What is the vertex of the graph of y = |x + 3|?
I went to freemathhelp and this is what I got:
*Not a conic section.
That is correct, but that doesn't mean there's no vertex.
Absolute value graphs usually have a V-shape, because |N| is always positive. So, if you have a line sloping down to the x-axis, when it reaches y=0, it reflects back up, so that it always stays with y>=0.
So, |x+3| = x+3 if x+3 >= 0
But |x+3| = -x-3 is x+3 < 0
So, where x = -3, the graph has a point, or vertex. Go back online and find a graphing tool. Or, check out some example graphs of absolute value functions.

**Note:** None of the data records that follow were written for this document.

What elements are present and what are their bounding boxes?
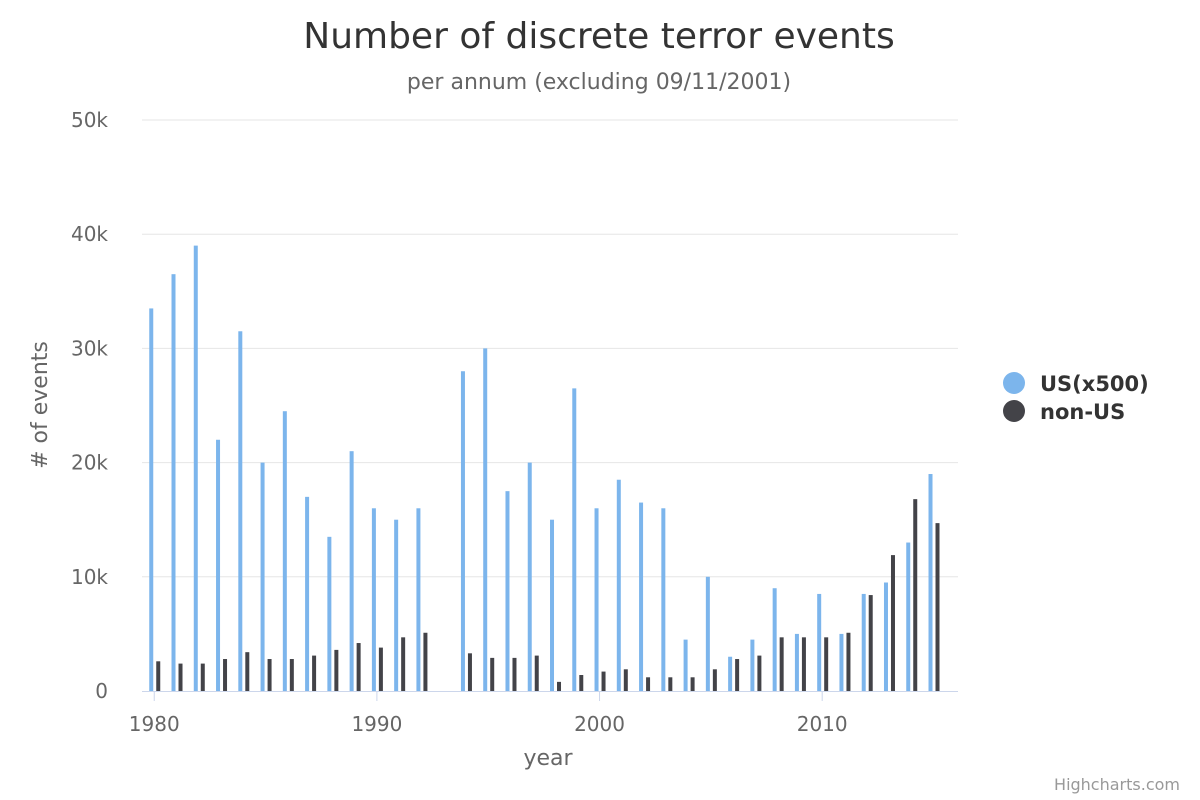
x-axis-title: year	[523, 746, 573, 771]
bar[interactable]	[467, 653, 472, 691]
bar[interactable]	[646, 677, 651, 691]
bar[interactable]	[868, 595, 873, 691]
bar[interactable]	[505, 491, 510, 691]
bar[interactable]	[460, 371, 465, 691]
bar[interactable]	[282, 411, 287, 691]
legend-symbol	[1003, 400, 1025, 422]
bar[interactable]	[423, 632, 428, 691]
bar[interactable]	[824, 637, 829, 691]
bar[interactable]	[794, 633, 799, 691]
bar[interactable]	[839, 633, 844, 691]
legend-label: US(x500)	[1040, 372, 1149, 396]
bar[interactable]	[512, 657, 517, 691]
bar[interactable]	[327, 536, 332, 691]
bar[interactable]	[223, 659, 228, 691]
y-tick-label: 50k	[71, 108, 108, 132]
bar[interactable]	[312, 655, 317, 691]
bar[interactable]	[193, 245, 198, 691]
bar[interactable]	[349, 451, 354, 691]
bar[interactable]	[913, 499, 918, 691]
bar[interactable]	[401, 637, 406, 691]
bar[interactable]	[661, 508, 666, 691]
x-tick-label: 2000	[574, 712, 625, 736]
legend-symbol	[1003, 372, 1025, 394]
y-tick-label: 20k	[71, 451, 108, 475]
y-axis-title: # of events	[28, 341, 53, 469]
bar[interactable]	[572, 388, 577, 691]
bar[interactable]	[483, 348, 488, 691]
x-tick-label: 1980	[129, 712, 180, 736]
bar[interactable]	[490, 657, 495, 691]
bar[interactable]	[817, 593, 822, 691]
bar[interactable]	[371, 508, 376, 691]
bar[interactable]	[238, 331, 243, 691]
bar[interactable]	[846, 632, 851, 691]
y-tick-label: 10k	[71, 565, 108, 589]
credits-link[interactable]: Highcharts.com	[1054, 775, 1180, 794]
bar[interactable]	[750, 639, 755, 691]
bar[interactable]	[356, 643, 361, 691]
bar[interactable]	[260, 462, 265, 691]
bar[interactable]	[149, 308, 154, 691]
bar[interactable]	[394, 519, 399, 691]
bar[interactable]	[757, 655, 762, 691]
bar[interactable]	[534, 655, 539, 691]
bar[interactable]	[705, 576, 710, 691]
legend-item-non-us[interactable]: non-US	[1003, 400, 1125, 424]
bar[interactable]	[557, 681, 562, 691]
series-non-us	[156, 499, 940, 691]
bar[interactable]	[890, 555, 895, 691]
bar[interactable]	[579, 675, 584, 691]
bar[interactable]	[245, 652, 250, 691]
series-us	[149, 245, 933, 691]
y-tick-label: 40k	[71, 222, 108, 246]
bar[interactable]	[935, 523, 940, 691]
bar[interactable]	[416, 508, 421, 691]
legend-item-us[interactable]: US(x500)	[1003, 372, 1149, 396]
y-axis-ticks: 0 10k 20k 30k 40k 50k	[71, 108, 108, 703]
bar[interactable]	[527, 462, 532, 691]
bar[interactable]	[378, 647, 383, 691]
bar[interactable]	[728, 656, 733, 691]
bar[interactable]	[200, 663, 205, 691]
y-tick-label: 0	[95, 679, 108, 703]
bar[interactable]	[906, 542, 911, 691]
bar[interactable]	[171, 274, 176, 691]
bar[interactable]	[289, 659, 294, 691]
bar[interactable]	[267, 659, 272, 691]
bar[interactable]	[735, 659, 740, 691]
legend-label: non-US	[1040, 400, 1125, 424]
y-tick-label: 30k	[71, 336, 108, 360]
x-tick-label: 1990	[351, 712, 402, 736]
bar[interactable]	[883, 582, 888, 691]
bar[interactable]	[601, 671, 606, 691]
chart-subtitle: per annum (excluding 09/11/2001)	[407, 70, 791, 95]
bar[interactable]	[156, 661, 161, 691]
bar[interactable]	[772, 588, 777, 691]
bar[interactable]	[616, 479, 621, 691]
bar[interactable]	[639, 502, 644, 691]
bar[interactable]	[668, 677, 673, 691]
chart-title: Number of discrete terror events	[303, 16, 894, 57]
plot-area	[149, 245, 940, 691]
x-axis-ticks: 1980 1990 2000 2010	[129, 691, 848, 736]
bar[interactable]	[178, 663, 183, 691]
bar[interactable]	[305, 496, 310, 691]
bar[interactable]	[712, 669, 717, 691]
bar[interactable]	[594, 508, 599, 691]
bar[interactable]	[683, 639, 688, 691]
legend: US(x500) non-US	[1003, 372, 1149, 424]
bar[interactable]	[801, 637, 806, 691]
bar[interactable]	[779, 637, 784, 691]
bar[interactable]	[334, 649, 339, 691]
bar[interactable]	[861, 593, 866, 691]
bar[interactable]	[623, 669, 628, 691]
x-tick-label: 2010	[797, 712, 848, 736]
bar[interactable]	[928, 474, 933, 691]
bar[interactable]	[690, 677, 695, 691]
bar[interactable]	[550, 519, 555, 691]
bar[interactable]	[216, 439, 221, 691]
gridlines	[142, 119, 958, 578]
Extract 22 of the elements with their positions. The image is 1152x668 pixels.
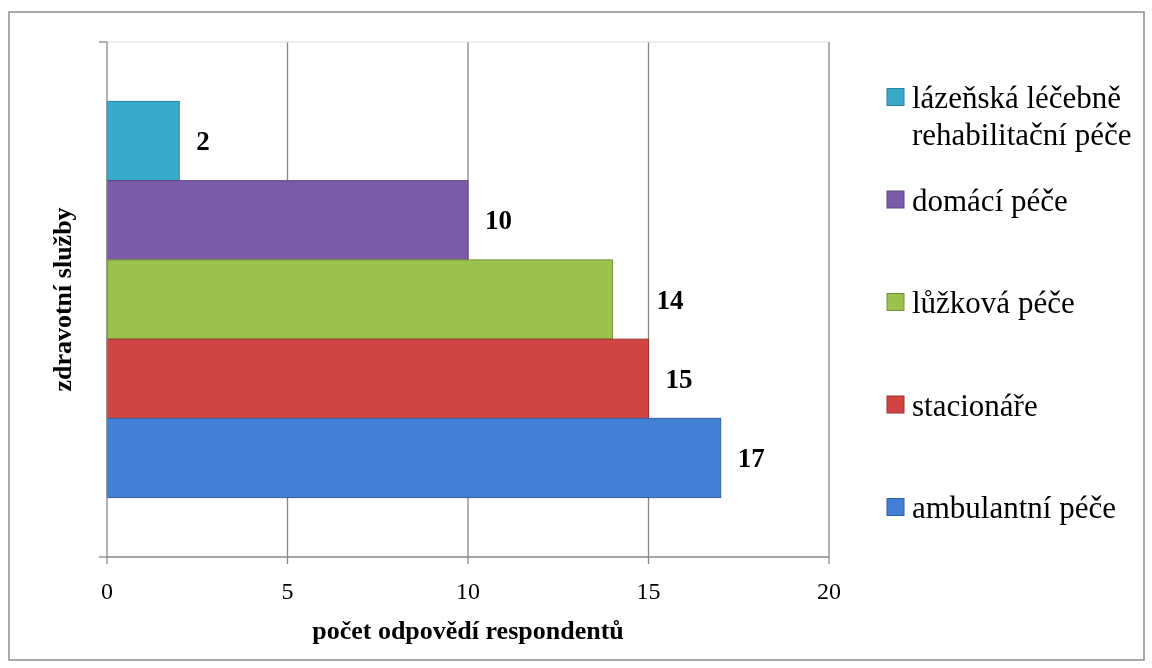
legend-label: lázeňská léčebně rehabilitační péče [912, 79, 1132, 152]
bar [106, 100, 180, 182]
x-tick-label: 15 [636, 578, 661, 604]
data-label: 10 [485, 205, 512, 236]
x-tick-label: 10 [456, 578, 480, 604]
bar [106, 259, 613, 340]
y-axis-title: zdravotní služby [47, 207, 77, 392]
legend-label: lůžková péče [912, 284, 1075, 320]
x-tick-label: 5 [281, 578, 294, 604]
legend-label: domácí péče [912, 182, 1068, 217]
data-label: 15 [665, 363, 693, 394]
legend-label: ambulantní péče [912, 489, 1116, 525]
bar [106, 417, 722, 499]
data-label: 14 [656, 284, 684, 315]
data-label: 2 [196, 126, 210, 157]
x-tick-label: 0 [101, 578, 113, 604]
x-tick-label: 20 [817, 578, 841, 604]
x-axis-title: počet odpovědí respondentů [312, 615, 624, 645]
data-label: 17 [737, 442, 765, 473]
legend-label: stacionáře [912, 387, 1038, 422]
bar [106, 180, 469, 261]
bar [106, 338, 649, 419]
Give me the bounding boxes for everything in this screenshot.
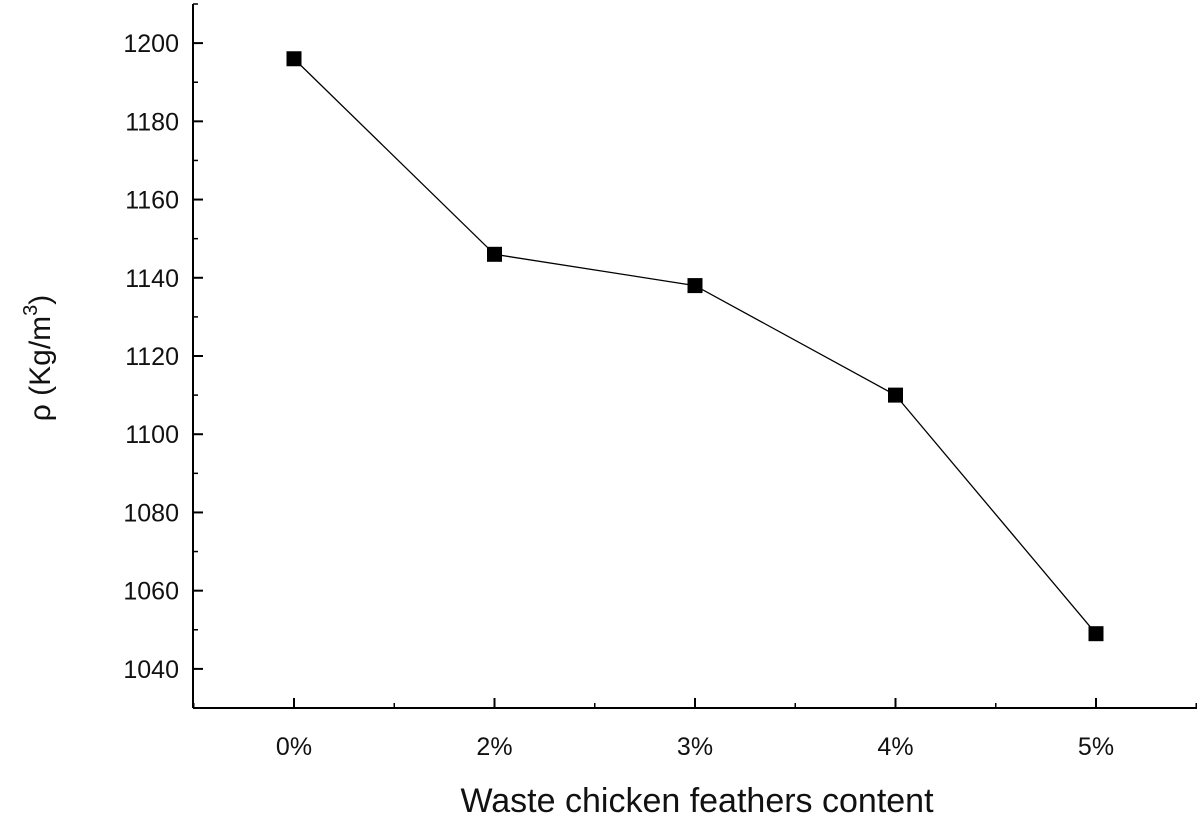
y-tick-label: 1180 [125, 108, 179, 136]
x-tick-label: 4% [877, 733, 913, 761]
x-tick-label: 2% [476, 733, 512, 761]
y-axis-title-main: ρ (Kg/m [24, 316, 57, 421]
y-tick-label: 1100 [125, 421, 179, 449]
y-tick-label: 1040 [123, 656, 179, 684]
series-layer [286, 51, 1104, 642]
y-tick-label: 1120 [125, 343, 179, 371]
x-axis-title: Waste chicken feathers content [460, 782, 934, 818]
axes [192, 4, 1197, 709]
series-line [293, 58, 1097, 635]
y-tick-label: 1080 [123, 499, 179, 527]
y-tick-label: 1160 [125, 187, 179, 215]
y-axis-title: ρ (Kg/m3) [20, 295, 57, 422]
data-point [1088, 626, 1104, 642]
y-tick-label: 1140 [125, 265, 179, 293]
data-point [487, 246, 502, 262]
data-point [286, 51, 302, 67]
y-axis-title-close: ) [24, 295, 57, 305]
x-tick-label: 3% [677, 733, 713, 761]
x-tick-label: 5% [1078, 733, 1114, 761]
x-tick-label: 0% [276, 733, 312, 761]
x-ticks: 0% 2% 3% 4% 5% [193, 698, 1197, 761]
y-tick-label: 1060 [123, 578, 179, 606]
data-point [687, 278, 703, 294]
y-axis-title-superscript: 3 [20, 305, 42, 316]
y-tick-label: 1200 [123, 30, 179, 58]
data-point [888, 387, 903, 403]
y-ticks: 1040 1060 1080 1100 1120 1140 1160 1180 1200 [123, 3, 203, 709]
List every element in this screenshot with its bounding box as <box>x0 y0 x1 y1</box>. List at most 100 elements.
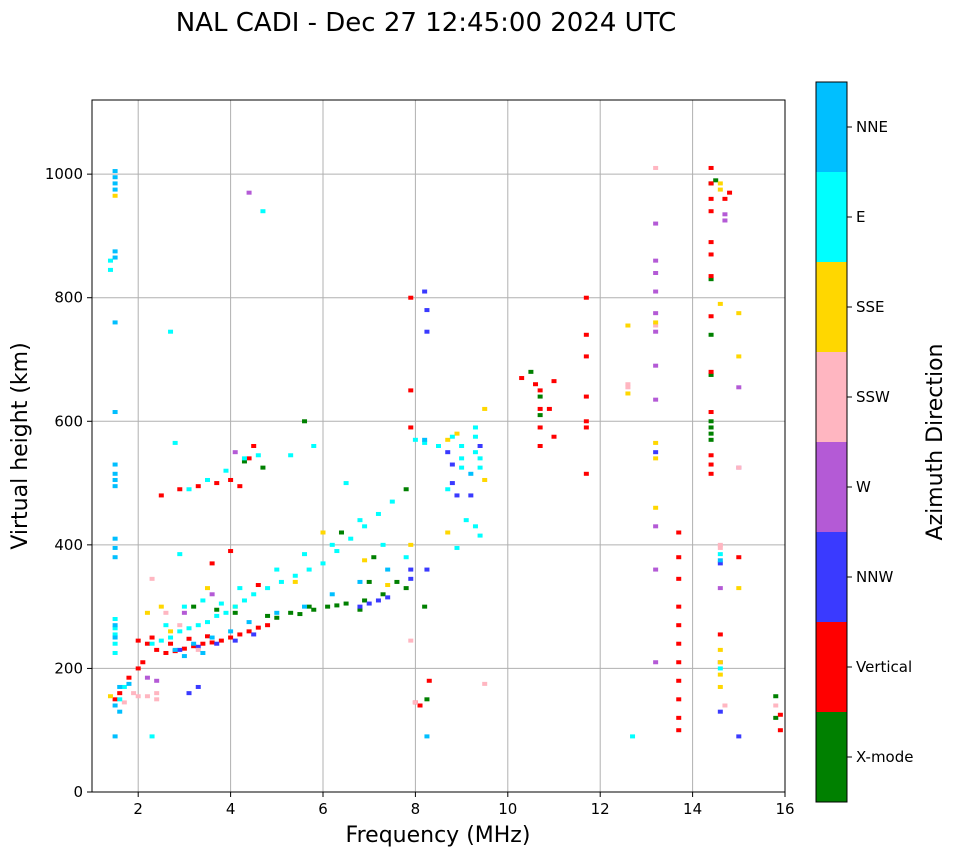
data-point <box>389 499 395 504</box>
data-point <box>676 678 682 683</box>
data-point <box>357 518 363 523</box>
data-point <box>112 617 118 621</box>
data-point <box>255 583 261 588</box>
chart-title: NAL CADI - Dec 27 12:45:00 2024 UTC <box>176 8 676 38</box>
data-point <box>149 576 155 581</box>
data-point <box>149 635 155 640</box>
colorbar-frame <box>815 81 848 803</box>
data-point <box>168 635 174 640</box>
data-point <box>112 193 118 198</box>
colorbar-tick-label: E <box>856 208 865 226</box>
data-point <box>708 372 714 377</box>
data-point <box>232 610 238 615</box>
data-point <box>736 555 742 560</box>
data-point <box>191 644 197 649</box>
data-point <box>112 249 118 254</box>
data-point <box>121 700 127 705</box>
data-point <box>205 620 210 625</box>
data-point <box>537 406 543 411</box>
data-point <box>154 691 160 696</box>
data-point <box>408 425 414 430</box>
data-point <box>343 601 349 606</box>
data-point <box>773 715 779 720</box>
data-point <box>149 641 155 646</box>
data-point <box>112 484 118 489</box>
data-point <box>163 623 169 628</box>
data-point <box>348 536 354 541</box>
colorbar-tick-label: SSW <box>856 388 890 406</box>
data-point <box>653 660 659 665</box>
data-point <box>320 530 326 535</box>
data-point <box>482 406 488 411</box>
data-point <box>126 675 132 680</box>
data-point <box>472 524 478 529</box>
data-point <box>306 567 312 572</box>
data-point <box>625 385 631 390</box>
data-point <box>112 477 118 482</box>
data-point <box>218 638 224 643</box>
data-point <box>722 218 728 223</box>
colorbar-tick-label: SSE <box>856 298 885 316</box>
data-point <box>186 626 192 631</box>
data-point <box>112 635 118 640</box>
data-point <box>717 709 723 714</box>
data-point <box>260 465 266 470</box>
data-point <box>302 604 308 609</box>
data-point <box>200 641 206 646</box>
data-point <box>241 459 247 464</box>
data-point <box>329 542 335 547</box>
data-point <box>717 586 723 591</box>
data-point <box>736 586 742 591</box>
data-point <box>625 323 631 328</box>
data-point <box>408 567 414 572</box>
data-point <box>205 477 210 482</box>
colorbar: X-mode Vertical NNW W SSW SSE E NNE <box>815 81 913 803</box>
data-point <box>274 610 280 615</box>
data-point <box>288 453 294 458</box>
data-point <box>177 487 183 492</box>
data-point <box>237 484 243 489</box>
data-point <box>417 703 423 708</box>
data-point <box>777 712 783 717</box>
series-vertical <box>112 165 783 733</box>
data-point <box>708 196 714 201</box>
data-point <box>251 444 257 448</box>
data-point <box>274 567 280 572</box>
data-point <box>265 613 271 618</box>
data-point <box>468 493 474 498</box>
data-point <box>708 369 714 374</box>
data-point <box>140 660 146 665</box>
data-point <box>653 323 659 328</box>
data-point <box>676 641 682 646</box>
data-point <box>181 610 187 615</box>
data-point <box>449 481 455 486</box>
x-tick-label: 8 <box>411 800 421 818</box>
data-point <box>424 734 430 739</box>
data-point <box>717 684 723 689</box>
data-point <box>195 684 201 689</box>
y-axis: 0 200 400 600 800 1000 <box>45 165 92 801</box>
y-tick-label: 1000 <box>45 165 83 183</box>
data-point <box>736 354 742 359</box>
y-tick-label: 600 <box>54 412 83 430</box>
data-point <box>325 604 331 609</box>
data-point <box>385 583 391 588</box>
data-point <box>537 444 543 448</box>
data-point <box>445 487 451 492</box>
data-point <box>112 255 118 260</box>
data-point <box>209 561 215 566</box>
data-point <box>144 694 150 699</box>
data-point <box>385 595 391 600</box>
colorbar-segment-sse <box>816 262 847 352</box>
data-point <box>708 453 714 458</box>
data-point <box>583 425 589 430</box>
data-point <box>311 607 317 612</box>
data-point <box>676 576 682 581</box>
data-point <box>653 258 659 263</box>
data-point <box>463 518 469 523</box>
data-marks <box>107 165 783 739</box>
data-point <box>708 425 714 430</box>
data-point <box>292 579 298 584</box>
colorbar-tick-label: NNE <box>856 118 888 136</box>
data-point <box>380 592 386 597</box>
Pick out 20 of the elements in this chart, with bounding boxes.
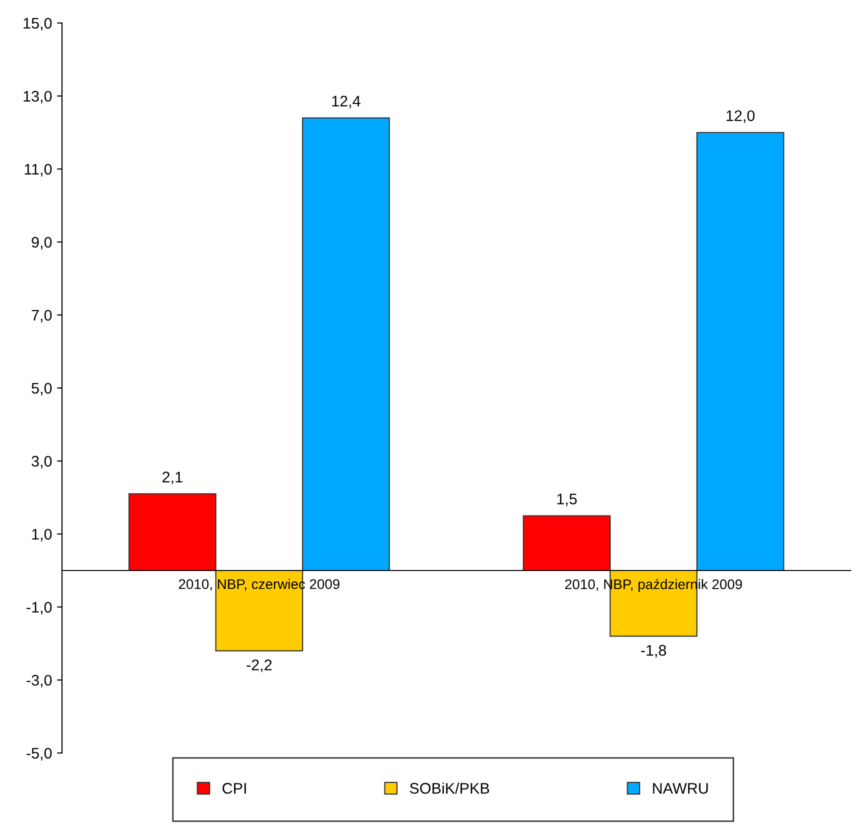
data-label: 12,4: [332, 96, 360, 108]
data-label: 1,5: [557, 494, 577, 506]
data-label: -1,8: [641, 644, 666, 658]
data-label: 2,1: [162, 472, 182, 484]
y-tick-label: 3,0: [32, 456, 52, 468]
y-tick-label: 5,0: [32, 382, 52, 396]
y-tick-label: 7,0: [32, 310, 52, 322]
legend-label: SOBiK/PKB: [410, 782, 490, 794]
y-tick-label: -1,0: [26, 602, 52, 614]
y-tick-label: 11,0: [24, 164, 52, 176]
y-tick-label: 1,0: [32, 528, 52, 542]
y-tick-label: -3,0: [26, 674, 52, 688]
legend-label: CPI: [222, 782, 246, 794]
y-tick-label: -5,0: [26, 748, 52, 760]
y-tick-label: 9,0: [32, 236, 52, 250]
y-tick-label: 15,0: [24, 18, 52, 30]
data-label: 12,0: [726, 110, 755, 123]
legend-label: NAWRU: [653, 783, 708, 794]
data-label: -2,2: [246, 660, 272, 672]
y-tick-label: 13,0: [24, 90, 52, 104]
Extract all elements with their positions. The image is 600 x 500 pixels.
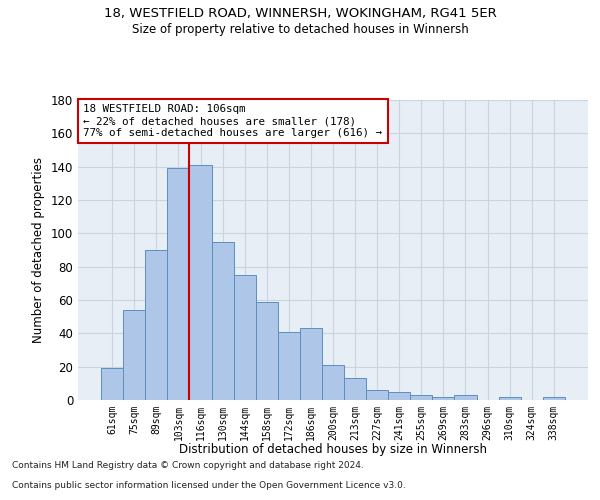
Bar <box>101 368 123 400</box>
Text: 18 WESTFIELD ROAD: 106sqm
← 22% of detached houses are smaller (178)
77% of semi: 18 WESTFIELD ROAD: 106sqm ← 22% of detac… <box>83 104 382 138</box>
Bar <box>388 392 410 400</box>
Text: 18, WESTFIELD ROAD, WINNERSH, WOKINGHAM, RG41 5ER: 18, WESTFIELD ROAD, WINNERSH, WOKINGHAM,… <box>104 8 496 20</box>
Y-axis label: Number of detached properties: Number of detached properties <box>32 157 45 343</box>
Text: Size of property relative to detached houses in Winnersh: Size of property relative to detached ho… <box>131 22 469 36</box>
Bar <box>256 302 278 400</box>
Bar <box>190 165 212 400</box>
Text: Contains HM Land Registry data © Crown copyright and database right 2024.: Contains HM Land Registry data © Crown c… <box>12 461 364 470</box>
Text: Distribution of detached houses by size in Winnersh: Distribution of detached houses by size … <box>179 442 487 456</box>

To find the vertex of the graph of the function y = |x + 3|, you need to understand that the vertex occurs at the point where the absolute value function changes its direction. Here's how you can find the vertex:
Step 1: Set the expression inside the absolute value bars equal to zero.
x + 3 = 0
Step 2: Solve for x.
x = -3
Step 3: Substitute the value of x into the original equation to find the corresponding y-coordinate.
y = |-3 + 3|
y = |0|
y = 0
Step 4: The vertex of the graph is the coordinate (-3, 0).
So, the vertex of the graph of y = |x + 3| is (-3, 0).